Baseball stadium in Royal Oak, Michigan

Memorial Park is a municipal park in Royal Oak, Michigan. Covering just over 24-acres, it was dedicated in 1939 to Michigan Armed Forces members who died in military service. Memorial Park has facilities for baseball, softball, football, and tennis; a playground; a pavilion and picnic tables; restrooms; and concessions.

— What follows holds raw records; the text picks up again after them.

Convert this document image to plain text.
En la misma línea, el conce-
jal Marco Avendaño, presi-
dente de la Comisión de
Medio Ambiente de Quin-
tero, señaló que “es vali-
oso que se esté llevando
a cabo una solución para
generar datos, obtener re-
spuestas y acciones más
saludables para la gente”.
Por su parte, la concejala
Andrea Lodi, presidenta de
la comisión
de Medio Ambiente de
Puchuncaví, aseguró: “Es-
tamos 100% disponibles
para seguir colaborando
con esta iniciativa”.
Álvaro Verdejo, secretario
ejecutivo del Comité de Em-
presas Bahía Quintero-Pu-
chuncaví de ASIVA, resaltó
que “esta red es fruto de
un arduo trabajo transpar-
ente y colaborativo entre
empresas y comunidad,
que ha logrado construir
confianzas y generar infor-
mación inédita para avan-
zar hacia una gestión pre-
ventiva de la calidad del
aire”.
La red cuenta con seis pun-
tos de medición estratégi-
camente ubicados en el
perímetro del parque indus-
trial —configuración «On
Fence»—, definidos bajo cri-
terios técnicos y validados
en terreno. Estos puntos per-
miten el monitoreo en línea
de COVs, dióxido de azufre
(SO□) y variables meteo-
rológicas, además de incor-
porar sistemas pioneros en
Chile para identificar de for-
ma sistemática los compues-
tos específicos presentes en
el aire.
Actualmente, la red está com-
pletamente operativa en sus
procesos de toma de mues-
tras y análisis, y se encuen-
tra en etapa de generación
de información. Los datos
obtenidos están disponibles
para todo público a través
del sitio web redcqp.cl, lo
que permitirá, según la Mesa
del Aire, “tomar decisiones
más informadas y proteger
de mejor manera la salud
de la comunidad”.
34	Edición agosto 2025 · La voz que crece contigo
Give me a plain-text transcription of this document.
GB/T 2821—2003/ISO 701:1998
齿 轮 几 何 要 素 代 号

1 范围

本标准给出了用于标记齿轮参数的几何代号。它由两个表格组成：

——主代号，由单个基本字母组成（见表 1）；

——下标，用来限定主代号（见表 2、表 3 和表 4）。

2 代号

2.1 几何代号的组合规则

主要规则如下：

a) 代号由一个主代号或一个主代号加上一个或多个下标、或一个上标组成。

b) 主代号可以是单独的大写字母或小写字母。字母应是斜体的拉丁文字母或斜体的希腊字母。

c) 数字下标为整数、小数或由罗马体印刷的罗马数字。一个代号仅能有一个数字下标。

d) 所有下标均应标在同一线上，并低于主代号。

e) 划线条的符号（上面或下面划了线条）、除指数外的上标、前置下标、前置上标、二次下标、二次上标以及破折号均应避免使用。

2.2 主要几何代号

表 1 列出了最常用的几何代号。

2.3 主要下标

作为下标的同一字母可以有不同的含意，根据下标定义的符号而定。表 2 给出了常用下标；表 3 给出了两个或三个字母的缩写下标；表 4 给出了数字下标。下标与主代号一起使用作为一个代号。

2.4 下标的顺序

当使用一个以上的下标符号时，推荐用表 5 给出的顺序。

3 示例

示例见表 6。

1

Dogs are not allowed in the park.

== The Michigan WWII Legacy Memorial ==
Memorial Park is the home of the Michigan WWII Legacy Memorial, a "tribute to Michigan's home front and warfront heroes [who] helped win World War II."

A copy of the statue Unconditional Surrender was displayed in Memorial Park from June to December 2016, to help raise money for the memorial.

== Memorial Park riot ==

The 1970 Memorial Park riot was a three-day civil disturbance by alienated white youths that began on August 24, 1970. The initial conflict resulted from the police closing Memorial Park, alleging that the park was being used for the sale of illegal drugs.

== Ballpark ==

Among the features of Memorial Park is a baseball stadium, in some sources called The Lucky Corner, which has been home to the Royal Oak Leprechauns, a collegiate summer baseball team, since 2021. The Leprechauns have played in the Northwoods League since 2024, having been members of the Great Lakes Summer Collegiate League from 2021 to 2023.